We can mass-produce synthetic fuels. It has been done by Germany in World War 2 (albeit from fossil sources). What you need is carbon and hydrogen.

Unfortunately, carbon is typically in the nature in the form of carbon dioxide (and fossil fuels, but they were specifically excluded in the question) and hydrogen in the form of water. To separate hydrogen and carbon from these, you need energy. The carbon and hydrogen can trivially be combined into hydrocarbons in chemical reactions.

Fortunately, energy is a plentiful resource on planet Earth. There are two main ways to produce energy. One is to harvest the energy of the sun, either directly or indirectly. Indirect means include wind, hydropower, and even renewable biofuels and (god forbid!) fossil fuels. Direct means photovoltaics or concentrating solar-thermal power. The direct ways allow many many orders of magnitude greater energy use than what is used today, for billions of years.

The other main way to produce energy is nuclear, which is also a plentiful resource. There is enough U-238 in the seawater and ordinary granite rock that we can sustain the current energy usage levels for billions of years, until the sun will enlarge and destroy us.

The main issue is cost. The facilities to manufacture synthetic fuels are expensive, but in a pinch will work, as Germany during the World War 2 showed us. The facilities to electrolyse hydrogen from water aren't cheap either. Carbon dioxide extraction from atmosphere also costs some. Furthermore, energy production also has its costs, but however, the cost of solar is rapidly reducing and may be the energy production choice of tomorrow's cleaner world.

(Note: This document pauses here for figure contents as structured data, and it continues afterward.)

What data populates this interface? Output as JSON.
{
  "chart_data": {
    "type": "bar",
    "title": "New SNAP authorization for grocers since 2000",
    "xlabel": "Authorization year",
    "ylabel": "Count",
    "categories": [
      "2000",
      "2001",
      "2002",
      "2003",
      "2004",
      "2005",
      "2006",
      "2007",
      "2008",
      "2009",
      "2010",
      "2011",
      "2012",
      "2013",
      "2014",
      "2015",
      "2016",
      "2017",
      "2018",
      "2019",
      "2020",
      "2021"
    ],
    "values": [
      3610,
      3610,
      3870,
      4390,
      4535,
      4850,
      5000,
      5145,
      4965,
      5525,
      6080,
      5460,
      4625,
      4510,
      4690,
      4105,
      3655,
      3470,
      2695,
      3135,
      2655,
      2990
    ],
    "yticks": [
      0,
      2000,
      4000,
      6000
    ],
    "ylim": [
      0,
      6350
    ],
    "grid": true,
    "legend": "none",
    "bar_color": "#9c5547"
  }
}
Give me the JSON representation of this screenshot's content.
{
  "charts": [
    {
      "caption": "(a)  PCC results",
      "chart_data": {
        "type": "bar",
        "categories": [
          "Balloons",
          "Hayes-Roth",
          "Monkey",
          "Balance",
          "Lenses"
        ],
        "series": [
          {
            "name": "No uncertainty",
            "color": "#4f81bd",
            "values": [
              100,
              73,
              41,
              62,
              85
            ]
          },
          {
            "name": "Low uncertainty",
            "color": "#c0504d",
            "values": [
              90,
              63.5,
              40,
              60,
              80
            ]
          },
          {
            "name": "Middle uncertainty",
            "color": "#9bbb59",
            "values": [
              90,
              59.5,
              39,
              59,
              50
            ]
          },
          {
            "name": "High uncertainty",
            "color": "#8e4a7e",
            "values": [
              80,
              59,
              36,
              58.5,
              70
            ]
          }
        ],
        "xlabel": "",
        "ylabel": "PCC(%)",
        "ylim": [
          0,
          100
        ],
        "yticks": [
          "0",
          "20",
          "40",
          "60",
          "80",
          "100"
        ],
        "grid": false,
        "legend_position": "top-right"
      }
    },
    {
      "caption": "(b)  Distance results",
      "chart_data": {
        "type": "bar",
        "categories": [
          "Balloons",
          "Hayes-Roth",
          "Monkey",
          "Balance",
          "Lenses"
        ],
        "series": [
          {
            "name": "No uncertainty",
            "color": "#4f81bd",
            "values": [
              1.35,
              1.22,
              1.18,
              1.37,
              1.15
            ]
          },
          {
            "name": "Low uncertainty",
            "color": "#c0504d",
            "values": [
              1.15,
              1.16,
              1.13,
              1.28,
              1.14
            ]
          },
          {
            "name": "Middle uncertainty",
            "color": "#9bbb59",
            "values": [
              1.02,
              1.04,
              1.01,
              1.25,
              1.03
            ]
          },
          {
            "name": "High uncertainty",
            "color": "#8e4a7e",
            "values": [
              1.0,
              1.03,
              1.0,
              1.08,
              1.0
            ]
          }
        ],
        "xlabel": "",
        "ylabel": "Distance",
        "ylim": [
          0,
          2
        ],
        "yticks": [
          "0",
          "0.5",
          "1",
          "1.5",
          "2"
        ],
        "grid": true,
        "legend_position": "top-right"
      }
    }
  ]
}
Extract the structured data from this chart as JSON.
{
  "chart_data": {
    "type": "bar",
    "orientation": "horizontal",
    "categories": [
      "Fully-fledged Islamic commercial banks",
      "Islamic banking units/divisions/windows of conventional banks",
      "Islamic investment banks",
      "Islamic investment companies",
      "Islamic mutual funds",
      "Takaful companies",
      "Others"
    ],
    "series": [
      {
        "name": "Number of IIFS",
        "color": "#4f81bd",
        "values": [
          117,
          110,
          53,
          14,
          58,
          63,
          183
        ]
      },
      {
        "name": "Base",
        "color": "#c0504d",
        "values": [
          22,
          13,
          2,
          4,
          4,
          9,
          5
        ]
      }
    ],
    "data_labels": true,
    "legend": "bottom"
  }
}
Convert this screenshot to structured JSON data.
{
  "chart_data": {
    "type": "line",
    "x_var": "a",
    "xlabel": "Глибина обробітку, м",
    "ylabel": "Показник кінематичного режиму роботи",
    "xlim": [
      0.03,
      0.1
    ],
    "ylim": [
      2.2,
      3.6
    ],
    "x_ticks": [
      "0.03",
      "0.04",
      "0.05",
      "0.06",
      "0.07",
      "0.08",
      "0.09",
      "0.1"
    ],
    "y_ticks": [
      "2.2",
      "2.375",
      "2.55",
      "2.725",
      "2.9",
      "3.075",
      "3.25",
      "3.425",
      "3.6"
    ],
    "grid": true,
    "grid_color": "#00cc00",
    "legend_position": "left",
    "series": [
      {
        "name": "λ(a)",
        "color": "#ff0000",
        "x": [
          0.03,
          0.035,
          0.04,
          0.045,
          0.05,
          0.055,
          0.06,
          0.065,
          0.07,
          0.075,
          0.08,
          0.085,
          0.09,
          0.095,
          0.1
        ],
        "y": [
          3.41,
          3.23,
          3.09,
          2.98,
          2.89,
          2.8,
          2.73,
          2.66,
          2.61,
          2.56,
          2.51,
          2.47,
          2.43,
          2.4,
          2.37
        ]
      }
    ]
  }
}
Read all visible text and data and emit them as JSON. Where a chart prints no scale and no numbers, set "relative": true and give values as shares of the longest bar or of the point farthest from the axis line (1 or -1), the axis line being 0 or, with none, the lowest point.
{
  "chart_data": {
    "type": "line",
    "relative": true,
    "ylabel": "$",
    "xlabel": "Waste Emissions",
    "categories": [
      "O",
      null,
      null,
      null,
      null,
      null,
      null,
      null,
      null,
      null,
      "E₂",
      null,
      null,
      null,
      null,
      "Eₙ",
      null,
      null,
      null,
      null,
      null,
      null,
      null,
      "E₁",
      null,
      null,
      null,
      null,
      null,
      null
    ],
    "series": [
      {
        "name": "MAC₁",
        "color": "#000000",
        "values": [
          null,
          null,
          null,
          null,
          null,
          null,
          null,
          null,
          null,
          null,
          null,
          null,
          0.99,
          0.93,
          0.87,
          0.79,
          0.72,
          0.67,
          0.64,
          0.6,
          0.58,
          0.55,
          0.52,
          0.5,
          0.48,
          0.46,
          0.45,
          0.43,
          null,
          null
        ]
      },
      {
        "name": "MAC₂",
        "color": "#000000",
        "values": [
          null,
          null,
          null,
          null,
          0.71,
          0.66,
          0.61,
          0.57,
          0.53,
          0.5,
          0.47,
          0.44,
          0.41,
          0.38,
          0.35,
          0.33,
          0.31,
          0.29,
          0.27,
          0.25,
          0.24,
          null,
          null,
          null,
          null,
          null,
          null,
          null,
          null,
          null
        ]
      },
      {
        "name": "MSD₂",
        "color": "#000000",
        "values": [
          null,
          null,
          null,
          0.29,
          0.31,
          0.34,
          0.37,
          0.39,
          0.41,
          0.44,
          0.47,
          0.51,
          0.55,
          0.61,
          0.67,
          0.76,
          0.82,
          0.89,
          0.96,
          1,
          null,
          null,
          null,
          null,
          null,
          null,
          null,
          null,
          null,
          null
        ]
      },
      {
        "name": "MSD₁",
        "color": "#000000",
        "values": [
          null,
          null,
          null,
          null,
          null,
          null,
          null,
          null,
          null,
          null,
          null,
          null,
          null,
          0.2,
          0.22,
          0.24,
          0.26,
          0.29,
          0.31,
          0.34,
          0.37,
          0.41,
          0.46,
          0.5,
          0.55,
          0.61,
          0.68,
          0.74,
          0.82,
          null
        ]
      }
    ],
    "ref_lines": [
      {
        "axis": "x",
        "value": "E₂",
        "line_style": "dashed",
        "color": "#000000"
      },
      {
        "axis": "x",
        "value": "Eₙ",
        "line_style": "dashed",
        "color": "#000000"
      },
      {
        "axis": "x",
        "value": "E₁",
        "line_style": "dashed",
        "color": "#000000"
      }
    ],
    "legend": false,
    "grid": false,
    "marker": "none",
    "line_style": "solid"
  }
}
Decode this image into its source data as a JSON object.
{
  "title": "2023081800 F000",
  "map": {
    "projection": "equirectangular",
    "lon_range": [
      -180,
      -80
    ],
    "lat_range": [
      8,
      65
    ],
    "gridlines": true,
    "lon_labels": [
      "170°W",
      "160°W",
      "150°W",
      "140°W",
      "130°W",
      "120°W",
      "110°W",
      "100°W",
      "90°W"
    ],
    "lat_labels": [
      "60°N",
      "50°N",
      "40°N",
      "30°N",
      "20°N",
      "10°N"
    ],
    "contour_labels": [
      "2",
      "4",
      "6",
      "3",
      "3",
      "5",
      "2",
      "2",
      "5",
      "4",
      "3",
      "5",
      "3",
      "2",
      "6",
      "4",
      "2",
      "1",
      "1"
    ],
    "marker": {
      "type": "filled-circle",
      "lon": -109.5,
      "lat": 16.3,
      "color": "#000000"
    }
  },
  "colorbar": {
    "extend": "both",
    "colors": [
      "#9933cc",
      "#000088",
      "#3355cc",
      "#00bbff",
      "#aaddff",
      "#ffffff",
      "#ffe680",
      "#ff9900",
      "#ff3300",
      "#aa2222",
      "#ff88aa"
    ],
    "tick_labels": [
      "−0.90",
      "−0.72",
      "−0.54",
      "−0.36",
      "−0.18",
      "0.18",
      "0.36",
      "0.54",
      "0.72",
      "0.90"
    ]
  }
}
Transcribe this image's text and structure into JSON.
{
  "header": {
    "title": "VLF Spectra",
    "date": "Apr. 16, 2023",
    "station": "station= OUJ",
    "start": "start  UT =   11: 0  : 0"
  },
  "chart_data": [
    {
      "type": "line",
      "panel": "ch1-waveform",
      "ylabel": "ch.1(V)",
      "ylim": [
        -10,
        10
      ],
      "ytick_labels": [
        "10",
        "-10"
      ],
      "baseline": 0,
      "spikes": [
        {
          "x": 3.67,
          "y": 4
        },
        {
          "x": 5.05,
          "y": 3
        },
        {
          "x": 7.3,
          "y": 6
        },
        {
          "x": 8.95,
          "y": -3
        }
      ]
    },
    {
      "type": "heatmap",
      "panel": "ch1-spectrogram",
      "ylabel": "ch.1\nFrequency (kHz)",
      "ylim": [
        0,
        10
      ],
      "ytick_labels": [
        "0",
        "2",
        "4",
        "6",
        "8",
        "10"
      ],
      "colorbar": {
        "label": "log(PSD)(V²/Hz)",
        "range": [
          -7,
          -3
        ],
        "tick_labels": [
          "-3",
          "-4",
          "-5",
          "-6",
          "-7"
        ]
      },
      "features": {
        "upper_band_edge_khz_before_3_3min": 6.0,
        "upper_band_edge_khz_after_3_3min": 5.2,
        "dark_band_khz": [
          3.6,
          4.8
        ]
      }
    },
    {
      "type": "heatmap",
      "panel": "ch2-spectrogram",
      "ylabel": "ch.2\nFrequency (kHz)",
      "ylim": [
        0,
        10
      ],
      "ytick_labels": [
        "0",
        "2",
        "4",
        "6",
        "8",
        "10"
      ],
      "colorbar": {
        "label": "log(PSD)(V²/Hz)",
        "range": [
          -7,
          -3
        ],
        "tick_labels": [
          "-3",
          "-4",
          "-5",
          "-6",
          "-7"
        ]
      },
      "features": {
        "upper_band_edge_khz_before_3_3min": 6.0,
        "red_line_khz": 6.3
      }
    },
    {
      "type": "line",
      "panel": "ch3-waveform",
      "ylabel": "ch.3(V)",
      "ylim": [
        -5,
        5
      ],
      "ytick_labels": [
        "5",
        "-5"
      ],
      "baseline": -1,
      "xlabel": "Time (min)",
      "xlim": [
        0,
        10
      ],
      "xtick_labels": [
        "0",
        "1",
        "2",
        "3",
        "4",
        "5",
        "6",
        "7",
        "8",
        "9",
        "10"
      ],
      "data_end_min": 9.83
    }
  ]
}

It isn't so far-away dream to produce synthetic fuels. Today, Neste produces NExBTL which is essentially diesel produced from bio-sources that is equivalent to regular diesel and requires absolutely no car modifications. Today, there is a plan to construct a biorefinery to produce biogasoline in Finland. So, certainly the conversion of carbon and hydrogen to synthetic fuels isn't the issue: both biodiesel and biogasoline can be produced.

The remaining issues are:

• Cost of energy, which will be a non-issue in a few decades due to rapidly reducing solar cell costs. Energy already occasionally has a negative cost in Germany due to the large-scale intermittent renewable energy production. What we need to do is to extend the duration of time where energy has a negative cost by installing even more intermittent renewables.
• Cost of capturing carbon dioxide. Initially, it will be captured from industrial and power production sources, but eventually, in the clean world of tomorrow, it has to be separated from air, because there will be no CO2 sources (except mobile sources, for which capture is difficult).
• Cost of electrolysis of water. Today, it's cheaper to produce hydrogen from natural gas than to electrolyse it. However, tomorrow, the costs may be different, partially due to falling energy costs.
• The big oilfields that haven't been depleted and that can be used to produce oil for decades to come at minimal marginal cost. The price of fossil oil will settle at the level where supply and demand are in balance. This means fossil oil will be used for a long long time, unless government forbids its use or places a tax on its use.

What remains to be seen is to what extent the synthetic fuels are needed. Electric car has certainly shown its viability, so it may be the case these synthetic fuels will be used by aviation, not by road transport.